For enterprise AI, NCS announced a partnership with Alibaba Cloud that combines Alibaba Cloud’s AI infrastructure and Qwen foundation models with NCS’ expertise in AI governance, systems integration and implementation to support enterprise AI adoption across the region.
The company also expanded its healthcare technology portfolio through collaborations with Fourier Rehab, Hypershell, iMedWay and LinkDoc, covering medical and consumer exoskeletons, healthcare IT systems and AI-enabled clinical trial technologies.
NCS said these additions build on partnerships established earlier this year with Mistral AI, VAST Data, AGIBOT and Lian Xin.
Talent development initiatives
NCS also introduced programmes aimed at developing AI capabilities across different stages of the workforce.
For senior executives, the company is partnering with the Singapore University of Technology and Design (SUTD), NUS School of Continuing and Lifelong Education (SCALE), Shanghai Jiao Tong University, represented by SJTU Asia-Pacific Graduate Institute, and AI Singapore to deliver Applied AI masterclasses. The programmes include courses focused on topics such as AI economics and AI governance.
Meanwhile, NCS has partnered with Digital Industry Singapore (DISG) to recruit more than 130 AI practitioners over the next three years, strengthening AI expertise within its AI Central team and sector-focused business units.
AI Playbook outlines implementation framework
During the event, NCS also released its AI Playbook, which draws on insights from more than 100 AI projects and is intended to guide organisations in implementing AI at scale.
The playbook introduces the company’s “3R Framework”, centred on Return on Customer, Return on Employee and Return on Future, alongside the “Five U’s of Failed AI”, which identify common causes of unsuccessful AI initiatives.
It also outlines four execution pillars—Cheaper, Better, Faster and Safer—covering AI cost management, data quality, reusable development components and AI safety measures.
According to NCS, organisations can reduce AI costs by up to 82% and improve response speeds by between three and ten times through optimised model selection and token management strategies.

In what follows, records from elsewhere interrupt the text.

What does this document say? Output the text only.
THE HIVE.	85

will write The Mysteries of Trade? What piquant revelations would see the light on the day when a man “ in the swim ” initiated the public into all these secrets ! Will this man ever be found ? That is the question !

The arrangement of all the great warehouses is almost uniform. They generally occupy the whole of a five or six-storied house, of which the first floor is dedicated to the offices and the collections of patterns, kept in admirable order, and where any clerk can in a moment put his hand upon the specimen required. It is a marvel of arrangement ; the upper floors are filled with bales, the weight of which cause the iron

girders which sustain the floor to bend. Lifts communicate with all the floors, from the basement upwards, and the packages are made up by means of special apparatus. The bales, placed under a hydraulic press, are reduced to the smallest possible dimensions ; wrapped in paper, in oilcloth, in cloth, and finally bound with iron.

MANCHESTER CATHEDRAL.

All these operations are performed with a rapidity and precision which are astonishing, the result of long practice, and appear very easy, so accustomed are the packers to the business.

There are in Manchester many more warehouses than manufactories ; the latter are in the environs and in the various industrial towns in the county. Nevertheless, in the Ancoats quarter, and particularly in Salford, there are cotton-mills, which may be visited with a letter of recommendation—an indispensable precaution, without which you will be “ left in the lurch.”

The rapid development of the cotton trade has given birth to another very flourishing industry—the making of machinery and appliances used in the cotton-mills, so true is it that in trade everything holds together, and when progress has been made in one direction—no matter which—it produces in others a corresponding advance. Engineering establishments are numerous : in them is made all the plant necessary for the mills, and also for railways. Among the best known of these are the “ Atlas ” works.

New organisational structure
Supporting the company’s expanded AI strategy is a new organisational structure that groups operations into 10 industry-specific operating groups.
These are supported by two service organisations—Applications and Communications Engineering (ACE), which focuses on AI-led delivery, and Digital Resilience (DR), which oversees secure and resilient operations.
NCS said the structure is anchored by its newly established AI Central team, which is responsible for AI strategy, innovation and the responsible adoption of AI across the organisation.